According to Russell, he and his colleagues are pumping the brakes on the law now because they didn't get a chance to properly review it in 2022. The approval votes happened on nights when the council had lots of other matters to attend to. The law was "not vetted properly" at the time, he said.
"It fell through the cracks, the finer points of it," Russell said Friday.
Russell said he would be happy to see the city start from scratch on the law, and has asked for a formal opinion from the city solicitor about how the council can repeal ordinances. He also said he's gotten an earful from constituents, and feels the community should have some input now that the program is actually in effect.
"I think we should try to adjust it and work with the community and the administration to get things done," Russell said, noting he's ready to work with Batista on changes.
Batista's new proposed changes include reducing the noncompliance penalty from $300 per day to $200 per month. Batista is also extending the deadline to register properties from the end of April to July 1.
Worcester is just catching up to many other cities in creating a rental registry. Cities including Boston, Lowell, Albany, Lynn, Hartford and more have registries. Worcester's fees and penalties differ from those cities, and are more lenient in some cases. Lynn charges $25 to register a rental, and in Buffalo, NY, landlords can go to jail for up to 15 days for breaking the city's rental registry law.
There are no formal licenses or requirements to become a landlord in Worcester. The state building code requires inspections of multifamily properties with three or more units, but those so-called "110 inspections" only cover common areas, not individual units.

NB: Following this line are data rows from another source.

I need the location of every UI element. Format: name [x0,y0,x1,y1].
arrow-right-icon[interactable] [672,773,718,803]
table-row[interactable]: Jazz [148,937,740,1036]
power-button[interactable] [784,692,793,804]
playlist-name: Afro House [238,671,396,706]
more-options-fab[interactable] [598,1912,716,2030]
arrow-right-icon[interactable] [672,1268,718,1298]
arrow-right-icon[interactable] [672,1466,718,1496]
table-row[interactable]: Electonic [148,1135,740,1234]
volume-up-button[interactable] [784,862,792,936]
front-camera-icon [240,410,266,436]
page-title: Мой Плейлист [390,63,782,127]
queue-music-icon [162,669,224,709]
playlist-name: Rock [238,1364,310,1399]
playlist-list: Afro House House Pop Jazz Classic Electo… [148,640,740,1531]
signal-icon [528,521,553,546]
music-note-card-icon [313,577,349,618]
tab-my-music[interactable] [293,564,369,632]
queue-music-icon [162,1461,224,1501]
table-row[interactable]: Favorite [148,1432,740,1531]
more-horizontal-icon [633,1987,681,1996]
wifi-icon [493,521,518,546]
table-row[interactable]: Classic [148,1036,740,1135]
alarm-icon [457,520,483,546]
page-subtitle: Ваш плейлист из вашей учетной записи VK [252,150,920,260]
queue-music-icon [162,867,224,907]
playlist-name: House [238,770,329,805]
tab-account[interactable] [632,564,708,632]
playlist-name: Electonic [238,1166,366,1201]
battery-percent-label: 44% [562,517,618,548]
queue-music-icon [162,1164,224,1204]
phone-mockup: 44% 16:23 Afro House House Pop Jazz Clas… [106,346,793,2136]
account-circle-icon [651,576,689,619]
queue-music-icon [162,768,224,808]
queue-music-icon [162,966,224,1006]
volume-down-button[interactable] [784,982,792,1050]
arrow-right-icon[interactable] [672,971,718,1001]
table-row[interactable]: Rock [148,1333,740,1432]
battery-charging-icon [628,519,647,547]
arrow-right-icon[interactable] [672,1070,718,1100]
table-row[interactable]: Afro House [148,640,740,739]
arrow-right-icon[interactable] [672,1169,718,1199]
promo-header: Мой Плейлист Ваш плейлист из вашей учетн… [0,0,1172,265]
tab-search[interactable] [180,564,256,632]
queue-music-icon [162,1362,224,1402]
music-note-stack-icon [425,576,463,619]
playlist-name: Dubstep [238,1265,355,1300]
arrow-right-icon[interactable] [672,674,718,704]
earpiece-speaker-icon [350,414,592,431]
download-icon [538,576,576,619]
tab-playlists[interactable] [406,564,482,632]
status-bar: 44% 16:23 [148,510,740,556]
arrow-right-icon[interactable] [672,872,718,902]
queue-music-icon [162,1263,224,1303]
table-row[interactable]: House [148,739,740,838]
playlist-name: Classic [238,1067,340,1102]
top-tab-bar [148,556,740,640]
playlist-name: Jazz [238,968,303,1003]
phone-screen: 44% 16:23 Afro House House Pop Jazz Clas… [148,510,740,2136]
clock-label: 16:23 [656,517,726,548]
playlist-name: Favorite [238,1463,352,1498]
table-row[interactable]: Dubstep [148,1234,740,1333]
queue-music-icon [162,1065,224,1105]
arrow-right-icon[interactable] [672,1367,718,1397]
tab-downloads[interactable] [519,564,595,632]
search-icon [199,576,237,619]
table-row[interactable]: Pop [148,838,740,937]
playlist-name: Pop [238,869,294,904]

The Worcester City Council approved the rental registry in 2022 following two major rental property disasters: the quadruple fatal Gage Street fire — a property that's still a hazard today — and the roof collapse at a Mill Street apartment building that left about 100 people homeless. Madulka, who petitioned to suspend the registry last week, was the person who pulled the building permit for the disastrous Mill Street roof replacement, according to city records.
In March 2022, months before those two disasters, Spencer sent councilors a six-page memo detailing his plan for a rental registry. It included many of the items that would appear in the final law, including the $50 per-unit inspection fee. The document outlined a real scenario where inspectors found illegal, unsafe apartments after a two-alarm fire in a triple-decker — eerily similar to what Gage Street tenants described before the fatal fire in that property.
"Getting access to these units, and ensuring public safety, is the primary goal of this proposed program," Spencer wrote.